Elon claims that his company could save $300 million per launch for the Air Force and taxpayers. The lawsuit accuses the U. S. Air Force of illegally shutting SpaceX out of the market for military satellite launches.
Elon added that the completion for launch contracts could save taxpayers more than $1 billion a year. Complete launch contracts sets to an estimated value of $70 billion through 2030.
SpaceX lawyers complain that the dependence on Boeing-Lockheed's United Launch Alliance will hamper future meaningful competitions. They added that the Air Force is sending millions of dollars directly to an entity controlled by Russia and to an industry led by an individual identified for sanctions, under the ULA contract.
Elon requests the court to order the Air Force to cancel an agreement with ULA for any launch service more than two years in the future.
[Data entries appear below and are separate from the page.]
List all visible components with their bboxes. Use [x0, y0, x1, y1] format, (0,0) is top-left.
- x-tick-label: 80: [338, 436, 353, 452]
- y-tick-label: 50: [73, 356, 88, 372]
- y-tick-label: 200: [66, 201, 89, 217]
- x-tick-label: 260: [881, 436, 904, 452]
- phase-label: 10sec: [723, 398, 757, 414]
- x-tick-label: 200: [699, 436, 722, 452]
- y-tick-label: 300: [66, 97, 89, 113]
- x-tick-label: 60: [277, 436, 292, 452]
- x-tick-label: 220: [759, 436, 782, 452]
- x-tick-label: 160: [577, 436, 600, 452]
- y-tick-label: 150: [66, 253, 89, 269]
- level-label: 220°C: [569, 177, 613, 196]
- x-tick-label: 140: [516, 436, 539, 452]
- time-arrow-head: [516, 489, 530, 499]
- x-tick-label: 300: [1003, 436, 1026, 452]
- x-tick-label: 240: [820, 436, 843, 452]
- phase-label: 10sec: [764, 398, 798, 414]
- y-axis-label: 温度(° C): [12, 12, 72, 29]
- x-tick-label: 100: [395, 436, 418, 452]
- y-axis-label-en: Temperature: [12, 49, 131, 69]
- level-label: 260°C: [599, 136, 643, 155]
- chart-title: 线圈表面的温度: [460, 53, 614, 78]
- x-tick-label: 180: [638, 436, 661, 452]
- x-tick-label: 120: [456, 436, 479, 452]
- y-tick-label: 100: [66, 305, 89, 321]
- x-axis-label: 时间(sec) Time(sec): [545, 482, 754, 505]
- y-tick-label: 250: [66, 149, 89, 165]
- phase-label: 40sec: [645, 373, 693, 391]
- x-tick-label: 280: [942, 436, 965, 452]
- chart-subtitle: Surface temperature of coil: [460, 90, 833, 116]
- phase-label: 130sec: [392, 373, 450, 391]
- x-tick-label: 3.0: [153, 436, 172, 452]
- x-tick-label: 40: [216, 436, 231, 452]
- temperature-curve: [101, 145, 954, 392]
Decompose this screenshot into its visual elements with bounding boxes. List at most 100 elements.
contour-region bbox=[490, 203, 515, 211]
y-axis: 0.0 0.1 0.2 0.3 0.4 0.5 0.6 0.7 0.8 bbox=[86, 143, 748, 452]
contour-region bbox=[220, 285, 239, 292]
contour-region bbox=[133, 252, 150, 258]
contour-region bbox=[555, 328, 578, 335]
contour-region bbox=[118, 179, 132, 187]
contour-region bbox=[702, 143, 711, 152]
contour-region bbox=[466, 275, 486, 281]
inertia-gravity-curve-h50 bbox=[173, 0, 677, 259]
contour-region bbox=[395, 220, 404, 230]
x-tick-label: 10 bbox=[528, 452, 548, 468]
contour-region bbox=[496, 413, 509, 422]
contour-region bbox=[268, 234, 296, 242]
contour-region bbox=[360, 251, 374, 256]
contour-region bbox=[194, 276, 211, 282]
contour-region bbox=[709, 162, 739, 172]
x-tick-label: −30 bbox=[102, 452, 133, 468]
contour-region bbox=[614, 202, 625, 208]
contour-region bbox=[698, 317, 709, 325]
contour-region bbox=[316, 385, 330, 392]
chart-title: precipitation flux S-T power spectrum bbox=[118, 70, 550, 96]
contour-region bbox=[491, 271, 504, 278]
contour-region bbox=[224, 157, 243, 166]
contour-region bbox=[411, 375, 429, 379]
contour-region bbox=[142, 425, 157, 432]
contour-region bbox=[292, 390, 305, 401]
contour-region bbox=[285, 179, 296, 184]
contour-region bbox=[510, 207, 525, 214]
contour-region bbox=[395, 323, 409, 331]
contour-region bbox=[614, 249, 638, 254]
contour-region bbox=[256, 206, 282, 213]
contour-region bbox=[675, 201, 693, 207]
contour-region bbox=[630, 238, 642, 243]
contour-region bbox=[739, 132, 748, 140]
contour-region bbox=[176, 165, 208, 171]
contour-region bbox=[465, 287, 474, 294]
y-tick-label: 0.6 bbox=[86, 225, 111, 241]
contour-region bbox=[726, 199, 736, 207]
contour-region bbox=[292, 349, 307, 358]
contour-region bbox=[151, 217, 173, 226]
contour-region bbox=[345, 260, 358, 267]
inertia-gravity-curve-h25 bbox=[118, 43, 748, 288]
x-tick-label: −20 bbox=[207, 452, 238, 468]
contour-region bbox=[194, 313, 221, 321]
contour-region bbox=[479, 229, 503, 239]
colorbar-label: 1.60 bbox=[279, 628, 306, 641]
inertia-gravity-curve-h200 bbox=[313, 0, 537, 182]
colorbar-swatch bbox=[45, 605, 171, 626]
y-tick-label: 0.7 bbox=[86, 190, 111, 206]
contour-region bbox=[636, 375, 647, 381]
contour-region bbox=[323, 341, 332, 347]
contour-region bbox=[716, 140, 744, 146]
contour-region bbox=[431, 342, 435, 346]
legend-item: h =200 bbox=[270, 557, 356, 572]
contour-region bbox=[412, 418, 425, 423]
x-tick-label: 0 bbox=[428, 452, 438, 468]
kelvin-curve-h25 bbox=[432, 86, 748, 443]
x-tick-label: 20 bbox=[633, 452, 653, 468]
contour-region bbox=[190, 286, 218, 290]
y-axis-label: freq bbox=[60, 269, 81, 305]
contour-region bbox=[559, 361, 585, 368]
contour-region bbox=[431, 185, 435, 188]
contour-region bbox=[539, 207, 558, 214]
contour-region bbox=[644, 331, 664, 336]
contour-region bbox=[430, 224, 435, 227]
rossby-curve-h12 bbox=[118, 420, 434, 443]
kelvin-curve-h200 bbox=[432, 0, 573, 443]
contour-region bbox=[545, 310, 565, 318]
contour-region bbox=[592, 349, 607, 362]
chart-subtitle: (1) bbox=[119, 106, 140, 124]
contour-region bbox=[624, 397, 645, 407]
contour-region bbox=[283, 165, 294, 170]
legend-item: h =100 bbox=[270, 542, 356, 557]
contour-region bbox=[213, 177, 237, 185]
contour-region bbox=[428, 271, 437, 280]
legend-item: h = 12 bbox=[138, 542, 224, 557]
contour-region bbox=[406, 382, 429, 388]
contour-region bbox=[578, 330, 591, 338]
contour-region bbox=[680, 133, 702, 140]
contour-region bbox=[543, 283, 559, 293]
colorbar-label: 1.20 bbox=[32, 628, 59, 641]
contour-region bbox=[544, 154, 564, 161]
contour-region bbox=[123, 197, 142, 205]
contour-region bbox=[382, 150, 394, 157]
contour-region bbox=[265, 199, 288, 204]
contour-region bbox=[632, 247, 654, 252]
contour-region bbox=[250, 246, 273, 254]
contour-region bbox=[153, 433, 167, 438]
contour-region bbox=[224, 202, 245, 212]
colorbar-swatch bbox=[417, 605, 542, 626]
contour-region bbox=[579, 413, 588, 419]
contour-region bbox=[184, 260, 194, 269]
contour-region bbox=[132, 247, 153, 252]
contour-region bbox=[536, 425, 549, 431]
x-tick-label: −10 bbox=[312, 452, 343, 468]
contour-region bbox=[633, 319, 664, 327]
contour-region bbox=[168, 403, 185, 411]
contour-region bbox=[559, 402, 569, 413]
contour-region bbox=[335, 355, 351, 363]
Although SpaceX rockets are not certified to work with the US Air Force, Elon assures that his company is undergoing the Air Force's certification process, termed as 'paperwork exercise', to rectify them.
Jessica Rye, a spokeswoman for the Centennial, Colorado-based company, said: "ULA is the only government-certified launch provider that meets all of the unique EELV requirements that are critical to supporting our troops and keeping our country safe".